Bruno Desthuilliers wrote:
Ethan Furman a écrit :

The problem I have with properties is my typing. I'll end up assigning to an attribute, but get the spelling slightly wrong (capitalized, or missing an underscore -- non-obvious things when bug-hunting), so now I have an extra attribute which of course has zero effect on what I'm trying to do and I start getting wierd results like viewing deleted records when I *know* I set useDeleted = False... 30 minutes later I notice it was /supposed/ to be use_deleted. *sigh*

So -- to keep myself out of trouble -- I have started coding such things as, for example:

result = table.use_deleted()       # returns True or False
table.use_deleted(False)           # skip deleted records

instead of

result = table.use_deleted
table.use_deleted = False

My question:  is this [ severely | mildly | not at all ] un-pythonic?

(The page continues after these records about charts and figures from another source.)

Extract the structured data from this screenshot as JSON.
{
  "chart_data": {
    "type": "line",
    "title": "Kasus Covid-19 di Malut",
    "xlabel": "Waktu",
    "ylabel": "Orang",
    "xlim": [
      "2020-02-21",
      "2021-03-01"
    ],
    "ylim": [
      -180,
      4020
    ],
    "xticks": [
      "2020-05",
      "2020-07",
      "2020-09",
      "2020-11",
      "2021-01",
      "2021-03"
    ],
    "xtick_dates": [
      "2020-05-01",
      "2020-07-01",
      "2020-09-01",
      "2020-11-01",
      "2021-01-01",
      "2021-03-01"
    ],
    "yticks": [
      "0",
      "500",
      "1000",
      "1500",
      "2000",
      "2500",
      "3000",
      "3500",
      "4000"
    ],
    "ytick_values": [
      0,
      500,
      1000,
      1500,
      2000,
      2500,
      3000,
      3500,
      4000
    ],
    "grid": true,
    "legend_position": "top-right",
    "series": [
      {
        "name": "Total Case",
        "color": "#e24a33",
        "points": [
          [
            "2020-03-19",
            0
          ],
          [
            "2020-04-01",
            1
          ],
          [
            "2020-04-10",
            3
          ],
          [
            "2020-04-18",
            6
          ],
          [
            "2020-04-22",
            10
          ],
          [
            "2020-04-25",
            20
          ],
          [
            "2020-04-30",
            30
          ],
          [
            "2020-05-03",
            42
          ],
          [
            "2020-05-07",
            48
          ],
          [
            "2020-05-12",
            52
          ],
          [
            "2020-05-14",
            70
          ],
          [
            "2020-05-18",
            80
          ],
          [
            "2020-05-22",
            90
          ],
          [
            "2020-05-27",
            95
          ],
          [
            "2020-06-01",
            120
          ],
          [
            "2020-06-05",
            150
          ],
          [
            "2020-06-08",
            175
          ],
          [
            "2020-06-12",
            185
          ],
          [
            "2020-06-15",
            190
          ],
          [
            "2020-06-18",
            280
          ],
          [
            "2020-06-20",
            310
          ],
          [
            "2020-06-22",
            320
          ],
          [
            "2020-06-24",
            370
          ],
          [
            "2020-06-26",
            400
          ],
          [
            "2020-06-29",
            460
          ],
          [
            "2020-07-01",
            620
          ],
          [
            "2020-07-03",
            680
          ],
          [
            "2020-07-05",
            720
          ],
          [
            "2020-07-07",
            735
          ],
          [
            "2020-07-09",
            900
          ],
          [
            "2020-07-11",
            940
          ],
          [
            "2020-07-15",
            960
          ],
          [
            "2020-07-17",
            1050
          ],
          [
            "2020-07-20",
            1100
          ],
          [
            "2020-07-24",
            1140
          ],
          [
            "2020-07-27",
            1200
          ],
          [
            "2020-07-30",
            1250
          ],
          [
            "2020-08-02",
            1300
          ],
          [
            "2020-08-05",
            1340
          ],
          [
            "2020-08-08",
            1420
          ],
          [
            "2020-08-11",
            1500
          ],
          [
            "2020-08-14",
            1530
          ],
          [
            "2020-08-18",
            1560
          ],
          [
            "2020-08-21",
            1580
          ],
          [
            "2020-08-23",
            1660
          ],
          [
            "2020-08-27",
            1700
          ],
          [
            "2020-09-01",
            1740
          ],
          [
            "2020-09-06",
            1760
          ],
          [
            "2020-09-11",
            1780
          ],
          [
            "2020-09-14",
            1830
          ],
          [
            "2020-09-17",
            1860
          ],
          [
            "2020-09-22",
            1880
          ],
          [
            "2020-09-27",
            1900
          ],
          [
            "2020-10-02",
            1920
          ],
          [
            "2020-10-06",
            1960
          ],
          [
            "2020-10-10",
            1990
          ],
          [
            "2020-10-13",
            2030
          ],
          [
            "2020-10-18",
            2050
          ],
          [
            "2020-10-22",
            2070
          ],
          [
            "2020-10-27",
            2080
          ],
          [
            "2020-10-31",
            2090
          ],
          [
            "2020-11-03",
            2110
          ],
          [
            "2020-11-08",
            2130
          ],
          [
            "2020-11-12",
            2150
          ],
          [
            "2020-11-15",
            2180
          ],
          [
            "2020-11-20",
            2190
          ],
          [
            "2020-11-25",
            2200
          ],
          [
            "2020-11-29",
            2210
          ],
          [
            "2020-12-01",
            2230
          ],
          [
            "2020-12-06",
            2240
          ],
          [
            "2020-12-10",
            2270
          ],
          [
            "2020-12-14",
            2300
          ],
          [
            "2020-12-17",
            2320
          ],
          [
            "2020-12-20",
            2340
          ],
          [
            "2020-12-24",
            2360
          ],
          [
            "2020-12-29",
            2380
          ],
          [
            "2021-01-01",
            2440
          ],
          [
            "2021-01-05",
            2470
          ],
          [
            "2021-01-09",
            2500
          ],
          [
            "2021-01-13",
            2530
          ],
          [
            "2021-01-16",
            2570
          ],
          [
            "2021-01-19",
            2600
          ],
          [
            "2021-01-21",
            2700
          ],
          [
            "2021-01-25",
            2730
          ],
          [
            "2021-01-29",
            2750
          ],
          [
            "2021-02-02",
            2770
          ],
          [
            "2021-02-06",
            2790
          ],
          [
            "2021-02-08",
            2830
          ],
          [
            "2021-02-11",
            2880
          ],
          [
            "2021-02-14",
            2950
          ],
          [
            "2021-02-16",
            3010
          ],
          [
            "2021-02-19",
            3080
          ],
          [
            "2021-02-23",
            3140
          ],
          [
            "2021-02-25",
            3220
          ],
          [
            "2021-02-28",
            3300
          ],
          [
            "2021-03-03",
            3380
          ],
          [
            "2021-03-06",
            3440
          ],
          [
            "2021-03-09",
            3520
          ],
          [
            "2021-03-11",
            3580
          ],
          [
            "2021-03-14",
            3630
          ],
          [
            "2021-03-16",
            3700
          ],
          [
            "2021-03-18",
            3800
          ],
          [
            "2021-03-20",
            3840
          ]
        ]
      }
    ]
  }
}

Definitly and totally unpythonic. The first solution to your problem is to stick to standard naming conventions. If this is not enough, Chris pointed you to really useful tools. Also, you can override __setattr__ to catch such errors - at least during the coding/debug phase.

Good tools to know about, and a consistent naming pattern also makes life easier (which I have since done ;).

Let's head towards murkier waters (at least murkier to me -- hopefully they can be easily clarified): some of the attributes are read-only, such as record count; others are not directly exposed, but still settable, such as table version; and still others require a small amount of processing... at which point do I switch from simple attribute access to method access?